El resplandor de las llamas ilumina las caras desencajadas y sardónicas
de un puñado de vecinos en la noche oscura de Bautzen, Alemania. Festejan el incendio de un albergue para refugiados.
Palmoteos, risas, gritos. El vaho de sus bocas desdibuja las facciones…
Algunos respetables conciudadanos de esta villa fundada en el siglo XI
en el corazón de Europa han bebido más de la cuenta. Sus rostros se
desquician, atravesados por el deseo, el odio y el alcohol: el fuego del
fanatismo excita las figuras torvas de estos europeos.
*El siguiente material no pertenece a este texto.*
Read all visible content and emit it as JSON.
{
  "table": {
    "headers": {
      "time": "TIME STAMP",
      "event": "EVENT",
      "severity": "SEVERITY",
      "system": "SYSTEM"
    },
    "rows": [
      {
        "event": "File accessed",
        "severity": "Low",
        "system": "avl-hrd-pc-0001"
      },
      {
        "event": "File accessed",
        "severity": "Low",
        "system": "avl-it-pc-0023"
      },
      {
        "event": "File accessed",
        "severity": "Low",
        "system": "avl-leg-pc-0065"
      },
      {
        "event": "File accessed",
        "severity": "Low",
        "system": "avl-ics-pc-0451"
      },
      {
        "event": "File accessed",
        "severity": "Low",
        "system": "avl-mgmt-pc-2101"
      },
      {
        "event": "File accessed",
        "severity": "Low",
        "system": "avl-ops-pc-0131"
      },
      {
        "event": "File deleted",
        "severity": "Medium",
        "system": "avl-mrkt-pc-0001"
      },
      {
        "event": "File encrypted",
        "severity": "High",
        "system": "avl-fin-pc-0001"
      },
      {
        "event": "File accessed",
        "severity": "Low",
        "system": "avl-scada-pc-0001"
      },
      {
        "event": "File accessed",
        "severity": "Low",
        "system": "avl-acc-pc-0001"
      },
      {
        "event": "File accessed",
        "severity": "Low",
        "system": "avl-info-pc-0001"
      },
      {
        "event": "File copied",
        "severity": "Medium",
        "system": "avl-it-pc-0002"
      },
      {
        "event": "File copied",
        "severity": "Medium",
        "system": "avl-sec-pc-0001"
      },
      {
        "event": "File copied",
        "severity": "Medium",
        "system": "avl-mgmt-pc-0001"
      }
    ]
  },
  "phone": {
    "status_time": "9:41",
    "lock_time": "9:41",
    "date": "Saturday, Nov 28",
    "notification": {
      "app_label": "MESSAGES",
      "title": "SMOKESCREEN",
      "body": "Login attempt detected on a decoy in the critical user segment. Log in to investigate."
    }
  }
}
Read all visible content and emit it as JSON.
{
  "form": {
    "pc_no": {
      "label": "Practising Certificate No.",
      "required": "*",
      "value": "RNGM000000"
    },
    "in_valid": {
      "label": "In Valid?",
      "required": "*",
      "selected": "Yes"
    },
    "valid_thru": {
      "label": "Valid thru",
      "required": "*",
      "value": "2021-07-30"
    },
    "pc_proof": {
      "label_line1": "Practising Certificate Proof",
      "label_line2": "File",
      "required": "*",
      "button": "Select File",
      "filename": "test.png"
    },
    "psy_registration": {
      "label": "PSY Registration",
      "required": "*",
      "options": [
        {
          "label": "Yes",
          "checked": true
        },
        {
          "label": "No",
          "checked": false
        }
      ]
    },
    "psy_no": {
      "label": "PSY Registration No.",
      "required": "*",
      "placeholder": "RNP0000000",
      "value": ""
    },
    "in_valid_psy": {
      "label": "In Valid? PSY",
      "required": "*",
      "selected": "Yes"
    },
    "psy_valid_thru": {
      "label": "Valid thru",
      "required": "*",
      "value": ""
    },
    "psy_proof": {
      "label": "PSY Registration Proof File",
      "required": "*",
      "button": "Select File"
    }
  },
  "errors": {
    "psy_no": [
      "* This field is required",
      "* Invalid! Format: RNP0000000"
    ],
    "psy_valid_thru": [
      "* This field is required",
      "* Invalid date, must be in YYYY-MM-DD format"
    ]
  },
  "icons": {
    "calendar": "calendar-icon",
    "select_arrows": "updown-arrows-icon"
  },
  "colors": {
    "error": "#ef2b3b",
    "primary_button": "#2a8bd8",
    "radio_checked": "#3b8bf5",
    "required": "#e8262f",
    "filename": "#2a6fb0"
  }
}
Balbucean una
parla confusa, como endemoniados. Uno de los danzantes intenta cortar el
suministro con el que los bomberos se afanan por aguar la fiesta. Hay
niños entre los congregados. Sus mayores los han llevado a ver las
llamas que devoran la esperanza de esas gentes llegadas de lejos, que
son distintas y, por lo tanto, sospechosas. Lección aprendida. El acta
policial es concluyente: “Varias personas hicieron comentarios
perniciosos y no ocultaron su alegría”. Las sombras se agigantan sobre las fachadas de los caserones de esta tranquila barriada centroeuropea.